The popularity of the AfD has waned as the number of migrants arriving in Germany from abroad has declined, both due to international circumstances and the fact that immigration policies have been tightened by Merkel’s government. since 2015. Meanwhile, the new influx of refugees from Afghanistan has not provoked the same anger as six years ago.
“The situation is very different now,” said Dirsus. “I mean, when the AfD was gaining strength, you found yourself in a situation [where] people mostly walked in Germany.
Although AfD members criticized the arrivals from Afghanistan, most voters admit that those brought to Germany following the Taliban’s capture of Kabul are those who directly aided German troops. Many also consider the mess in Afghanistan to be one of Europe and the United States, and it is right that they do what they can to clean it up.
Meanwhile, although the COVID-19 pandemic has energized parts of the radical right elsewhere in Europe – and certainly in the United States – the AfD has hesitated on whether to harness the anger of much. of the population first against the lockdown restrictions, then vaccines.
“Populist and radical right-wing parties are generally defined by authoritarianism, and respect for law, order and rules has always been something they emphasized,” said Matthias Dilling, professor at the ‘University of Oxford.
“[The AfD] lean[ed towards] say yes, support the government [and] these restrictions because it’s the law and we have to follow the rules that are set out.
As the pandemic boomed, the AfD belatedly attempted to amplify skeptical and libertarian criticism of current restrictions on coronaviruses, particularly with regard to vaccine passports, but remained unable to translate what is a loud but but relatively marginal in a broad political appeal.
That said, even if the AfD does not improve its electoral success compared to 2017, it remains a leading force within the Bundestag which attracts the ballots of one in ten voters. Meanwhile, AfD support has undoubtedly pushed the CDU-CSU government to the right, which could increase without moderate Angela Merkel at the helm.

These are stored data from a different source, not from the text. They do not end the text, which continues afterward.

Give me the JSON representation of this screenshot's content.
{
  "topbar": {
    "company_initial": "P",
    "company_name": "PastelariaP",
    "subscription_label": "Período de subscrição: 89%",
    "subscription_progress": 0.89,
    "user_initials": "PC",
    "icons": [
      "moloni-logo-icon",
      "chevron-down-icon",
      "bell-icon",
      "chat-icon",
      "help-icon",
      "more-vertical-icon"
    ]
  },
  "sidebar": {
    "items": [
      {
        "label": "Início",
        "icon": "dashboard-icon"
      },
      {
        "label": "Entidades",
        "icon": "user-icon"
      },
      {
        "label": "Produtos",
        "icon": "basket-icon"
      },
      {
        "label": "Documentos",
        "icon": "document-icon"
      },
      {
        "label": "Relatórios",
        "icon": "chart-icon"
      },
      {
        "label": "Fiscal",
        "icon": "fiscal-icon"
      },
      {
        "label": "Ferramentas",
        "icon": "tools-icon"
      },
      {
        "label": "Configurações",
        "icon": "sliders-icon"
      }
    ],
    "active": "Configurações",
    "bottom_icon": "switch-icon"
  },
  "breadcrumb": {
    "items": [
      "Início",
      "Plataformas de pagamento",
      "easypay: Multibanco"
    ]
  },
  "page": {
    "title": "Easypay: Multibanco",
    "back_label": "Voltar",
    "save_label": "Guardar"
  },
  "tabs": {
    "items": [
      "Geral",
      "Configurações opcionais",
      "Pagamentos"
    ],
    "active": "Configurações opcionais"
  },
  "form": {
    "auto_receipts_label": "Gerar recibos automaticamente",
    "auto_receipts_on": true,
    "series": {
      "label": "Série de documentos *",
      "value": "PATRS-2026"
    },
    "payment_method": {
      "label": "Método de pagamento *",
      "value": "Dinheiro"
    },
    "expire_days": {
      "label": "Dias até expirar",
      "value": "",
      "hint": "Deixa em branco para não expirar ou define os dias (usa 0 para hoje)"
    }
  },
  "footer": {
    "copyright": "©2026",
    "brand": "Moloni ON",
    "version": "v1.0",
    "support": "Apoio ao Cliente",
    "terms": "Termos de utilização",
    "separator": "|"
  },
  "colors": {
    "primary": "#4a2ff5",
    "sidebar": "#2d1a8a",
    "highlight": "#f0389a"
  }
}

And while the growing radicalization of the AfD has caused it to lose its support in recent years, radical voices can be as dangerous outside government as they are within it.
“I honestly think they could go their separate ways. I think there is a scenario where they get more and more radical and that’s dangerous in other ways, ”Dirsus said.
– Because then, who knows? Maybe part of the rhetoric inspires people to commit violence.
In the meantime, a party led by individuals like Höcke, Gauland and Alice Weidel is unlikely to attract disenfranchised CDU voters, even if – as expected – Merkel’s alleged heir Armin Laschet loses. the Chancellery for the benefit of the SDP for the first time since 2002.
The problem for all AfD moderates is that once the radicals take the reins it is very difficult to dislodge them, and it is difficult for a party to appeal to both neo-Nazi thugs in the streets and the rural CDU. voters feared Merkel had pushed their party too far to the left.
Only one German politician in modern history has achieved this kind of political symbiosis, and Germany remembers the end of this story.
This article is part of our special mini-series to help you understand the German elections.